Summer Squash Tacos with Kale Slaw
Chipotle Pinto Beans and RiceIngredients
- 3 yellow squash, halved and sliced
- 1 cup sliced red onion
- 2 cloves garlic, minced
- 2 Tbsp olive oil
- 2 tsp taco seasoning
- 4 cups thinly sliced lacinato kale
- 1 cup thinly sliced red bell pepper
- 2 Tbsp fresh lime juice
- 1½ tsp agave nectar
- ¼ tsp salt
- 12 soft taco-size corn tortillas
- ½ cup roasted, salted pepitas (pumpkin seeds)
Instructions
- Cook squash, onion, and garlic in hot oil in a large skillet over medium-high heat 7 to 9 minutes or until just tender, stirring often. Stir in taco seasoning.
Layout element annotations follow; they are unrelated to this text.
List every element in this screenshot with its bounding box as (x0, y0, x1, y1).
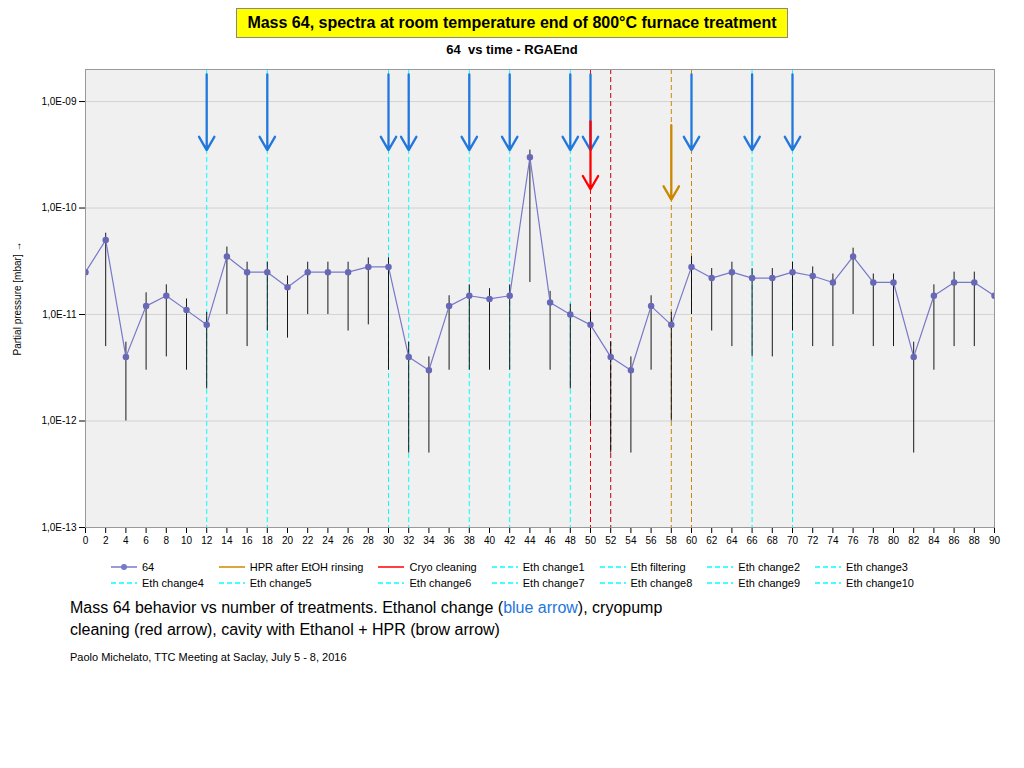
svg-text:1,0E-13: 1,0E-13 (41, 522, 76, 533)
svg-text:66: 66 (747, 535, 759, 546)
svg-text:12: 12 (201, 535, 213, 546)
svg-text:90: 90 (989, 535, 1001, 546)
html-text:Eth change4: Eth change4 (142, 577, 204, 589)
svg-text:1,0E-09: 1,0E-09 (41, 96, 76, 107)
svg-text:32: 32 (403, 535, 415, 546)
html-text:Eth filtering: Eth filtering (630, 561, 686, 573)
html-text:Eth change1: Eth change1 (522, 561, 585, 573)
html-text:Eth change5: Eth change5 (249, 577, 312, 589)
svg-text:80: 80 (888, 535, 900, 546)
svg-text:24: 24 (322, 535, 334, 546)
svg-text:2: 2 (103, 535, 109, 546)
svg-text:48: 48 (565, 535, 577, 546)
svg-text:82: 82 (908, 535, 920, 546)
svg-text:54: 54 (625, 535, 637, 546)
svg-text:78: 78 (868, 535, 880, 546)
svg-text:10: 10 (181, 535, 193, 546)
svg-text:16: 16 (242, 535, 254, 546)
svg-text:76: 76 (848, 535, 860, 546)
svg-text:22: 22 (302, 535, 314, 546)
html-text:Eth change3: Eth change3 (846, 561, 908, 573)
html-text:Cryo cleaning: Cryo cleaning (409, 561, 477, 573)
svg-text:50: 50 (585, 535, 597, 546)
html-text:Eth change6: Eth change6 (409, 577, 472, 589)
svg-text:44: 44 (524, 535, 536, 546)
html-text:Eth change9: Eth change9 (738, 577, 801, 589)
svg-text:86: 86 (949, 535, 961, 546)
svg-text:30: 30 (383, 535, 395, 546)
svg-text:36: 36 (444, 535, 456, 546)
svg-text:88: 88 (969, 535, 981, 546)
svg-text:64: 64 (726, 535, 738, 546)
svg-text:58: 58 (666, 535, 678, 546)
svg-text:68: 68 (767, 535, 779, 546)
svg-text:70: 70 (787, 535, 799, 546)
html-text:64: 64 (142, 561, 155, 573)
html-text:Eth change10: Eth change10 (846, 577, 914, 589)
svg-text:0: 0 (83, 535, 89, 546)
svg-text:84: 84 (928, 535, 940, 546)
html-text:HPR after EtOH rinsing: HPR after EtOH rinsing (249, 561, 364, 573)
svg-text:56: 56 (646, 535, 658, 546)
svg-text:34: 34 (423, 535, 435, 546)
svg-text:42: 42 (504, 535, 516, 546)
svg-text:40: 40 (484, 535, 496, 546)
html-text:Eth change2: Eth change2 (738, 561, 801, 573)
svg-text:62: 62 (706, 535, 718, 546)
svg-text:18: 18 (262, 535, 274, 546)
svg-text:28: 28 (363, 535, 375, 546)
svg-text:6: 6 (143, 535, 149, 546)
html-text:Eth change8: Eth change8 (630, 577, 693, 589)
svg-text:74: 74 (827, 535, 839, 546)
svg-text:1,0E-10: 1,0E-10 (41, 202, 76, 213)
svg-text:14: 14 (221, 535, 233, 546)
svg-text:Partial pressure [mbar] →: Partial pressure [mbar] → (12, 242, 23, 356)
html-text:64 vs time - RGAEnd: 64 vs time - RGAEnd (446, 42, 578, 57)
svg-text:72: 72 (807, 535, 819, 546)
svg-text:38: 38 (464, 535, 476, 546)
svg-text:20: 20 (282, 535, 294, 546)
html-text:Mass 64 behavior vs number of: Mass 64 behavior vs number of treatments… (70, 599, 663, 616)
html-text:Paolo Michelato, TTC Meeting a: Paolo Michelato, TTC Meeting at Saclay, … (70, 651, 347, 663)
html-text:Eth change7: Eth change7 (522, 577, 585, 589)
svg-text:26: 26 (343, 535, 355, 546)
svg-text:8: 8 (164, 535, 170, 546)
svg-text:1,0E-12: 1,0E-12 (41, 415, 76, 426)
html-text:Mass 64, spectra at room tempe: Mass 64, spectra at room temperature end… (247, 14, 777, 31)
html-text:cleaning (red arrow), cavity w: cleaning (red arrow), cavity with Ethano… (70, 621, 500, 638)
svg-text:4: 4 (123, 535, 129, 546)
svg-text:1,0E-11: 1,0E-11 (42, 309, 77, 320)
svg-text:46: 46 (545, 535, 557, 546)
svg-text:60: 60 (686, 535, 698, 546)
svg-text:52: 52 (605, 535, 617, 546)
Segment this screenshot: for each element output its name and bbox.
- Meanwhile, combine kale, bell pepper, lime juice, agave, and salt in a large bowl; toss.
- Heat tortillas according to package directions. Serve squash mixture in tortillas; top with kale slaw. Sprinkle with pepitas.
Side Dish Ingredients
- 1 cup chopped onion
- 1 Tbsp olive oil
- 2 (16-oz) cans low-sodium pinto beans, drained and rinsed
- 1 (14.5-oz) can fire-roasted diced tomatoes with garlic
- 2 chipotle peppers in adobo sauce, finely chopped
- 1 cup low-sodium vegetable broth
- 1 tsp ground cumin
- ¼ tsp salt
- 2 (8.8-oz) pouches microwavable brown rice
Side Dish Instructions
- Cook onion in hot oil in a saucepan over medium-high heat 3 minutes, stirring often. Add remaining ingredients except rice; bring to a boil.
- Reduce heat to a simmer, and cook 8 to 10 minutes or until thoroughly heated, stirring occasionally.
- Meanwhile, cook rice according to package directions. Stir rice into beans mixture just before serving.